Medical education in the COVID-19 pandemic can’t be ignored


Within the current COVID-19 pandemic, health care workers and educators have quickly needed to make adaptations and sacrifices. In order to make room for the conservation of necessary aspects of care, we need to take a conscientious look at our resources. As such, two missions have been embraced nationally by health care systems and university hospitals: conserve personal protective equipment (PPE), and reduce viral exposures to staff and students. Medical education was quickly one of the first targets identified to reduce both PPE and exposures, leading medical students nationwide to be pulled out of clinical environments. Resident education has rapidly followed, as residents are clinically or administratively redeployed. While this seems like a major hit to medical education objectives, adaptation and creativity can ensure that these goals are not ignored, and instead, new opportunities are generated.

Organizational guidance for learners during the pandemic

The American Medical Association (AMA) issued guidance on March 17 and March 30, 2020, recommending a hold on all clinical duties for medical students. Additional guidelines from the Association of American Medical Colleges (AAMC) and the Liaison Committee on Medical Education (LCME) corroborated these recommendations. These organizations encouraged medical schools to remove students from clinical environments when and where appropriate to conserve supplies, reduce stress on clinical educators who are also practicing themselves, and to protect students. Similar guidelines were set forth by the Accreditation Council for Graduate Medical Education (ACGME) for residents and fellows, with the ultimate goals of safety and supervision in mind. Notably, with the cancelation of elective cases, the ACGME loosened clinical case number requirements, and will instead rely on individual programs and directors to determine competency for graduation.

Guidance from these organizations suggests creating new alternatives to replace educational objectives. In some cases, these substitutions are natural, such as in the preclinical years, where educational materials were often already being delivered virtually in some capacity. In other situations, such as for residents and senior medical students, comparable and enriching substitutions for clinical experiences become more challenging.

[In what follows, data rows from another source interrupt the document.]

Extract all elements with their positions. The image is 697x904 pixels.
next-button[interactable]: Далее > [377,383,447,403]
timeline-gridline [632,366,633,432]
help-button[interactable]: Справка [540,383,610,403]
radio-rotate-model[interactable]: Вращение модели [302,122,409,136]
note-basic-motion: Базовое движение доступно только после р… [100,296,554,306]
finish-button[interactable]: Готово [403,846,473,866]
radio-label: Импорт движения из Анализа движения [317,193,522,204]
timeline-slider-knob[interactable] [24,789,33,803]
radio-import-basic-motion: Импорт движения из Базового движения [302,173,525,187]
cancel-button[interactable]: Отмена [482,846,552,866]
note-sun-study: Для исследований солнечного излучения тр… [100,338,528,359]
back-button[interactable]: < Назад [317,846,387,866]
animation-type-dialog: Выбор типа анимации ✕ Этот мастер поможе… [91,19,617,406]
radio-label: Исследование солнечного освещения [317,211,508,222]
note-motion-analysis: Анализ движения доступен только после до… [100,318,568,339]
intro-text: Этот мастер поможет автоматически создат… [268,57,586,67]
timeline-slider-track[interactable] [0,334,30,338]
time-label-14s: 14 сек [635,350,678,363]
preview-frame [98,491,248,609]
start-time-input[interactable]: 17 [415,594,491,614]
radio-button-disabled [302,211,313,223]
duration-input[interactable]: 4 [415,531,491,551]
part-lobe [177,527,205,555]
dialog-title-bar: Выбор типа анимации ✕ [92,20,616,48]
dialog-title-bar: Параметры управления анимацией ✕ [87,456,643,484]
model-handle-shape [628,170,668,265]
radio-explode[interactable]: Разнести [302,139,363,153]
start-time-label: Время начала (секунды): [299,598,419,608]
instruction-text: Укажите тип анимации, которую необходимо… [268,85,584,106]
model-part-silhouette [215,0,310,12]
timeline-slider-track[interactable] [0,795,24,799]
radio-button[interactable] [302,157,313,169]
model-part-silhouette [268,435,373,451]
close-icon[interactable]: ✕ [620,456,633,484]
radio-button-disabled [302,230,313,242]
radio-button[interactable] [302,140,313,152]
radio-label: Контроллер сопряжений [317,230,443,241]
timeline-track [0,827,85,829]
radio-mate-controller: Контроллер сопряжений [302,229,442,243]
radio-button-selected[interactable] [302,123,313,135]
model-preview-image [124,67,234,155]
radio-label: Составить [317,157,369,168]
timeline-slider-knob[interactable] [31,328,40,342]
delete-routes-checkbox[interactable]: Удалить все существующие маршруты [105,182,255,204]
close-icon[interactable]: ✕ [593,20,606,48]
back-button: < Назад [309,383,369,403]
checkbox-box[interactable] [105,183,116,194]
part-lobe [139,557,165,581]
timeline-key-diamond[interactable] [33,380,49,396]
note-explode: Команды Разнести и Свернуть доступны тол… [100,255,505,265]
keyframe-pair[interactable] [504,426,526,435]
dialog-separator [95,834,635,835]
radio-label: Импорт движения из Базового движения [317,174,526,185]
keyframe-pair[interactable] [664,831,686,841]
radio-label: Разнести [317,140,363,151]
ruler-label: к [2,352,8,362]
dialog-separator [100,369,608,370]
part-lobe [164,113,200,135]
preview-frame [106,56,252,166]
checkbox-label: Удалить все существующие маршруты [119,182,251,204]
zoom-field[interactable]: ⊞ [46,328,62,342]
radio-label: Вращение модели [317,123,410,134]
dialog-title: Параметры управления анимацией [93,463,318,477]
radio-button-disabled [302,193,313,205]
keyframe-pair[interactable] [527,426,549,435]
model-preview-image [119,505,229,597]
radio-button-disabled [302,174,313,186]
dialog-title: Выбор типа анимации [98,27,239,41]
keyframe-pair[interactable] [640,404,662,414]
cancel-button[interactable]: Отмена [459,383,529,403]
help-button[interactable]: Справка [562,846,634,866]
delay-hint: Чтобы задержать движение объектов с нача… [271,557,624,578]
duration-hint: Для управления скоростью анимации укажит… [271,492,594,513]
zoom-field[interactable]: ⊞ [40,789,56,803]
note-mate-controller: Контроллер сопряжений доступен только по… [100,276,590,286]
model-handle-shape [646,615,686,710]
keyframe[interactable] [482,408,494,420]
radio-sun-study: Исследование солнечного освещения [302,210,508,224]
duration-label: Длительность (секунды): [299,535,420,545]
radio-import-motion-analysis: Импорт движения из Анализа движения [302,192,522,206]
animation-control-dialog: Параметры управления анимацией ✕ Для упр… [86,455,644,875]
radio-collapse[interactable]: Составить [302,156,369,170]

Creatively maintaining educational goals

The population of medical students and residents is not an idle one. The vast majority of these learners expect to be challenged and thrive when being put to the test. Students are actively looking to be more involved and feel empowered in confronting administrators when educational alternatives are not meeting expectations. In order for all parties to be successful during this time, we must get creative with our solutions and create two-way lines of open communication. Straightforward methods of adapting to strained times within the health care system will not cut it. Fortunately, physicians and those in training are often deeply creative and capable of finding solutions never entertained before.

As an example, pulling most learners away from face-to-face clinical encounters was vital. However, this does completely eliminate clinical interaction. With current technologies, learners are able to join rounds virtually via video conference or join telemedicine clinics remotely. Moreover, learning telemedicine is an opportunity students are not likely to have experienced prior to the current pandemic.

Another consideration has been maintaining surgical education goals for residents as elective cases are on hold. It may make immediate sense to double-scrub residents in emergent cases to increase surgical experience, but this consumes additional PPE. It also opens the door for more residents to concurrently be placed in quarantine if exposure occurs. In these instances, creative solutions may include remote surgical simulation or virtually watching microscopic dissection. Additional skillsets may also be cultivated through communication workshops or interdisciplinary projects around topics of interest, such as end-of-life care or epidemiology. Although the immediate outlook may seem bleak, creative solutions can provide enriching and unique opportunities for learners at all stages.

Value-added roles for learners

Adapting educational experiences relies on the understanding that learners of all levels can be placed in value-added roles. With some creativity and support, these roles can combine learners’ desire to help with the needs of the health care system to bridge service and education.1 By opening the door for innovation, large-scale, safe opportunities can be created by eager learners and administrators within weeks or even days. Some examples of these value-added roles include assisting with PPE production and supply chains, staffing hotlines (sometimes in multiple languages), providing support to community members in need, creating wellness initiatives, and assisting in telehealth where appropriate. All of these activities can satiate learners’ desires to be involved in this historical time, and provide educational value.

Attitude is everything

While this situation is unprecedented, educators and learners alike must remember that everyone is facing similar challenges, and it is our attitude in this time that will ultimately predict the outcome. If learners believe educational adaptations will never suffice, their participation and growth will not be meaningful. Similarly, if educators are wary or hesitant to investigate new educational or technological alternatives, their learners will remain stagnant during a time of great potential opportunity. Instead, we can embrace this era and adopt the attitude that we are all learning new skills and information that might not previously have been explored.

Many of these outlets will strengthen our clinical careers or educational programs in the future in unexpected and beneficial ways. We must all remain hopeful and committed to the task at hand, and allow the COVID-19 pandemic to enhance professional development rather than render learners temporarily obsolete.

Carolyn S. Quinsey is a neurosurgeon. Casey Hribar is a medical writer.